1

I don't know an awful lot about servers, but I do know that there are many ways you can improve the performance of running a web application, in terms of hardware.

For example, starting with a single server, you can:

  • Move the database onto another server.
  • Move static files onto a CDN
  • Use multiple web servers behind a load balancer.

But how can you scale a database server? Can you have multiple servers running the same database? If so, how does it normally work?

I get how a load balancer / multiple web servers work, but can the same approach be applied to database servers?

Alex Coplan
  • 575
  • 1
  • 10
  • 18

3 Answers3

4

This is a very broad question.

The general answer is that there is a number of ways this can be done; two of the main ones are these:

  • Replication
  • Clustering

Replication is where the database is copied from one machine to another. Using this method, you should in theory at least have two databases that are identical. With replicated databases, you can query any of them for your data; you only have to be careful with writes so that they don't conflict between servers.

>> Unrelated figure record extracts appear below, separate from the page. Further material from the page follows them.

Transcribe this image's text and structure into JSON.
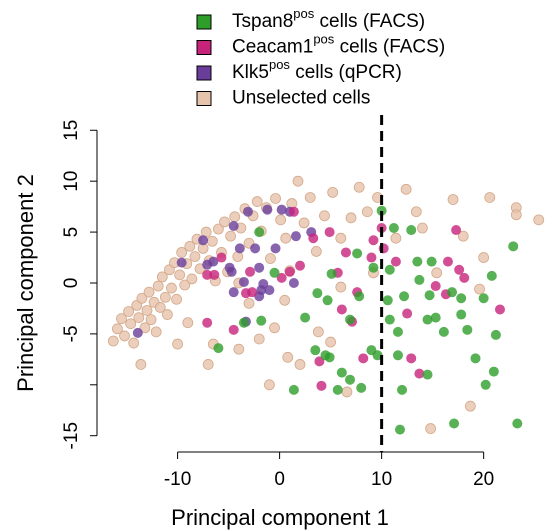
{
  "chart_data": {
    "type": "scatter",
    "xlabel": "Principal component 1",
    "ylabel": "Principal component 2",
    "xlim": [
      -17.9,
      26.7
    ],
    "ylim": [
      -16.6,
      16.5
    ],
    "xticks": [
      -10,
      0,
      10,
      20
    ],
    "yticks": [
      15,
      10,
      5,
      0,
      -5,
      {
        "value": -10,
        "label": null
      },
      -15
    ],
    "vline": 10,
    "legend": "top",
    "series": [
      {
        "name": "Tspan8",
        "name_sup": "pos",
        "name_suffix": " cells (FACS)",
        "color": "#2e9e2a",
        "x": [
          -2.0,
          -6.0,
          -1.8,
          -3.5,
          -0.5,
          1.4,
          2.5,
          3.7,
          4.7,
          3.5,
          4.5,
          5.1,
          4.9,
          6.1,
          5.7,
          6.9,
          7.6,
          7.8,
          6.9,
          8.0,
          9.0,
          9.2,
          9.6,
          10.0,
          10.8,
          11.2,
          11.6,
          12.0,
          11.6,
          10.8,
          10.6,
          11.8,
          12.2,
          12.9,
          13.5,
          13.7,
          14.5,
          14.7,
          14.9,
          15.3,
          16.1,
          16.9,
          17.8,
          17.8,
          18.4,
          19.2,
          20.0,
          20.2,
          20.8,
          21.0,
          21.2,
          14.5,
          22.9,
          23.3,
          17.1
        ],
        "values": [
          5.0,
          -6.4,
          -3.7,
          -3.9,
          1.0,
          -10.5,
          -3.4,
          -1.0,
          -1.7,
          -6.6,
          -7.1,
          0.9,
          -7.3,
          -8.8,
          -10.5,
          -9.5,
          2.9,
          -1.3,
          -3.6,
          -10.3,
          -6.6,
          1.5,
          -7.1,
          7.1,
          -3.6,
          5.4,
          -4.8,
          -10.5,
          -7.1,
          1.3,
          -1.7,
          -14.4,
          -1.3,
          5.2,
          2.1,
          0.3,
          -3.6,
          -1.2,
          2.1,
          -3.4,
          -4.8,
          -0.9,
          -1.5,
          -3.1,
          -4.6,
          -7.4,
          -1.5,
          -10.0,
          0.7,
          -8.7,
          -5.1,
          -9.0,
          3.6,
          -13.8,
          -13.8
        ]
      },
      {
        "name": "Ceacam1",
        "name_sup": "pos",
        "name_suffix": " cells (FACS)",
        "color": "#c8237a",
        "x": [
          -7.1,
          -4.5,
          -2.9,
          -3.3,
          -2.7,
          0.2,
          1.4,
          3.3,
          4.9,
          5.7,
          6.1,
          6.5,
          7.1,
          7.6,
          9.0,
          9.2,
          10.0,
          10.2,
          3.9,
          4.1,
          8.2,
          11.4,
          12.5,
          12.9,
          13.7,
          15.3,
          16.3,
          17.3,
          17.6,
          16.5,
          18.1,
          21.6,
          -7.1,
          -6.4,
          -5.7,
          1.0,
          2.0
        ],
        "values": [
          -3.9,
          -4.6,
          1.1,
          -1.0,
          -0.9,
          0.5,
          7.0,
          4.4,
          5.0,
          1.0,
          -2.6,
          3.0,
          -3.8,
          -0.9,
          2.5,
          4.2,
          5.4,
          3.4,
          -7.7,
          -10.1,
          -7.4,
          2.1,
          -3.0,
          -7.4,
          -8.9,
          -0.3,
          -1.1,
          5.2,
          1.3,
          2.1,
          0.5,
          -2.6,
          0.8,
          0.8,
          2.5,
          1.1,
          1.7
        ]
      },
      {
        "name": "Klk5",
        "name_sup": "pos",
        "name_suffix": " cells (qPCR)",
        "color": "#6a3d9a",
        "x": [
          -13.9,
          -9.6,
          -7.5,
          -7.1,
          -6.5,
          -4.9,
          -4.5,
          -3.9,
          -3.5,
          -4.7,
          -3.1,
          -2.4,
          -2.0,
          -1.8,
          -1.0,
          -1.2,
          -0.4,
          0.2,
          1.6,
          1.4,
          3.1,
          -4.5,
          -2.0,
          -1.6,
          -3.3,
          1.0
        ],
        "values": [
          -4.9,
          2.0,
          4.2,
          1.8,
          2.1,
          1.5,
          5.6,
          3.4,
          0.1,
          1.1,
          7.0,
          3.4,
          1.5,
          -0.7,
          -0.7,
          7.2,
          3.4,
          7.2,
          4.6,
          0.0,
          5.0,
          -0.9,
          -1.3,
          -0.1,
          -3.8,
          7.0
        ]
      },
      {
        "name": "Unselected cells",
        "color": "#e6c3ab",
        "x": [
          -16.3,
          -15.9,
          -15.5,
          -15.2,
          -14.8,
          -14.6,
          -14.3,
          -14.0,
          -13.8,
          -13.5,
          -13.2,
          -13.0,
          -12.8,
          -12.6,
          -12.3,
          -12.1,
          -11.9,
          -11.7,
          -11.5,
          -11.2,
          -11.0,
          -10.8,
          -10.6,
          -10.3,
          -10.1,
          -9.8,
          -9.6,
          -9.3,
          -9.1,
          -8.8,
          -8.6,
          -8.3,
          -8.1,
          -7.8,
          -7.5,
          -7.2,
          -6.9,
          -6.6,
          -6.3,
          -6.0,
          -5.7,
          -5.4,
          -5.1,
          -4.8,
          -4.4,
          -4.1,
          -3.8,
          -3.4,
          -3.0,
          -2.6,
          -2.2,
          -1.8,
          -1.3,
          -0.9,
          -0.4,
          0.1,
          0.6,
          1.2,
          1.8,
          2.4,
          3.0,
          3.6,
          4.4,
          5.2,
          6.0,
          7.0,
          7.8,
          8.6,
          9.6,
          11.4,
          12.4,
          14.0,
          15.4,
          17.0,
          18.0,
          19.6,
          20.6,
          23.2,
          25.4,
          -13.6,
          -10.0,
          -7.0,
          -4.0,
          -3.0,
          -1.0,
          2.0,
          5.0,
          -0.5,
          14.8,
          18.7,
          0.8,
          6.6,
          3.8,
          -6.5,
          -9.0,
          1.0,
          0.5,
          -2.0,
          9.2,
          13.4,
          23.2,
          20.0,
          6.0,
          -4.0
        ],
        "values": [
          -5.7,
          -4.5,
          -3.5,
          -5.2,
          -2.8,
          -4.0,
          -5.9,
          -2.2,
          -3.4,
          -1.5,
          -4.4,
          -2.7,
          -0.9,
          -3.6,
          -1.9,
          -4.8,
          -0.3,
          -2.4,
          0.6,
          -1.4,
          -3.1,
          1.3,
          -0.5,
          2.0,
          -1.6,
          0.8,
          3.0,
          -0.2,
          1.9,
          3.6,
          0.4,
          2.6,
          4.3,
          1.4,
          3.4,
          5.0,
          2.2,
          4.1,
          0.2,
          5.3,
          3.0,
          6.0,
          1.1,
          4.6,
          6.5,
          2.6,
          5.4,
          7.3,
          3.9,
          6.6,
          8.0,
          5.1,
          7.4,
          2.4,
          8.3,
          6.2,
          4.4,
          7.8,
          10.0,
          5.9,
          8.4,
          3.1,
          6.6,
          8.9,
          4.4,
          6.4,
          9.4,
          7.0,
          8.4,
          4.4,
          9.2,
          5.4,
          1.0,
          8.2,
          4.6,
          -0.6,
          8.4,
          7.4,
          6.2,
          -8.0,
          -6.0,
          -8.0,
          -6.5,
          -2.0,
          -10.0,
          -8.0,
          -5.8,
          -4.4,
          -14.3,
          -12.1,
          -7.3,
          -10.7,
          -4.8,
          -6.0,
          -3.9,
          1.2,
          -1.7,
          -5.5,
          1.0,
          7.0,
          6.7,
          2.5,
          -0.4,
          0.0
        ]
      }
    ]
  }
}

Clustering uses a shared data store and a database server that recognizes the data store is shared and handles it properly. It also suggests a clustered file system such as GFS.

Mei
  • 4,560
  • 8
  • 44
  • 53
3

You can do some load balancing; but it quickly gets tricky. I've found the most useful thing to know is what kind of operations your database does normally. If you've got a website; usually its reads. For tracking apps (as an example) you'll have lots of writes.

If you have lots of reads you can make lots of read-only mirrors, chuck a load balancer in front and you're done. Each request is balanced so each request gets the maximum amount of resourcing.

For write heavy systems it's a bit harder because as you add a new server, they need to be aware of what the other is doing - this is where locking comes in. If you have servers A and B; A gets an update or insert request, before it can modify the table it has to say "hey B, make sure you don't change this table, I'm about to change it" (locking) and then commits the change across. This all happens over the network (usually) which means it can be slow (ms not usec) which can hurt performance. As you add servers the performance degrades. With A,B and C; A must talk to both B and C before committing.

Hope this serves as an introduction to db scaling. I'm currently looking into Citrix Netscalers DB load balancing offerings that can help with these questions; I'd recommend looking at least at the docs they have on the topic :)

Preflightsiren
  • 457
  • 2
  • 8
2

It really depends on the database technology, but generally this is accomplished by sharding, master-master replication, or master-slave replication with all writes going to the master(s) and all reads coming from the slave(s).

There are plenty of other ways, but these are the most common.

MDMarra
  • 100,183
  • 32
  • 195
  • 326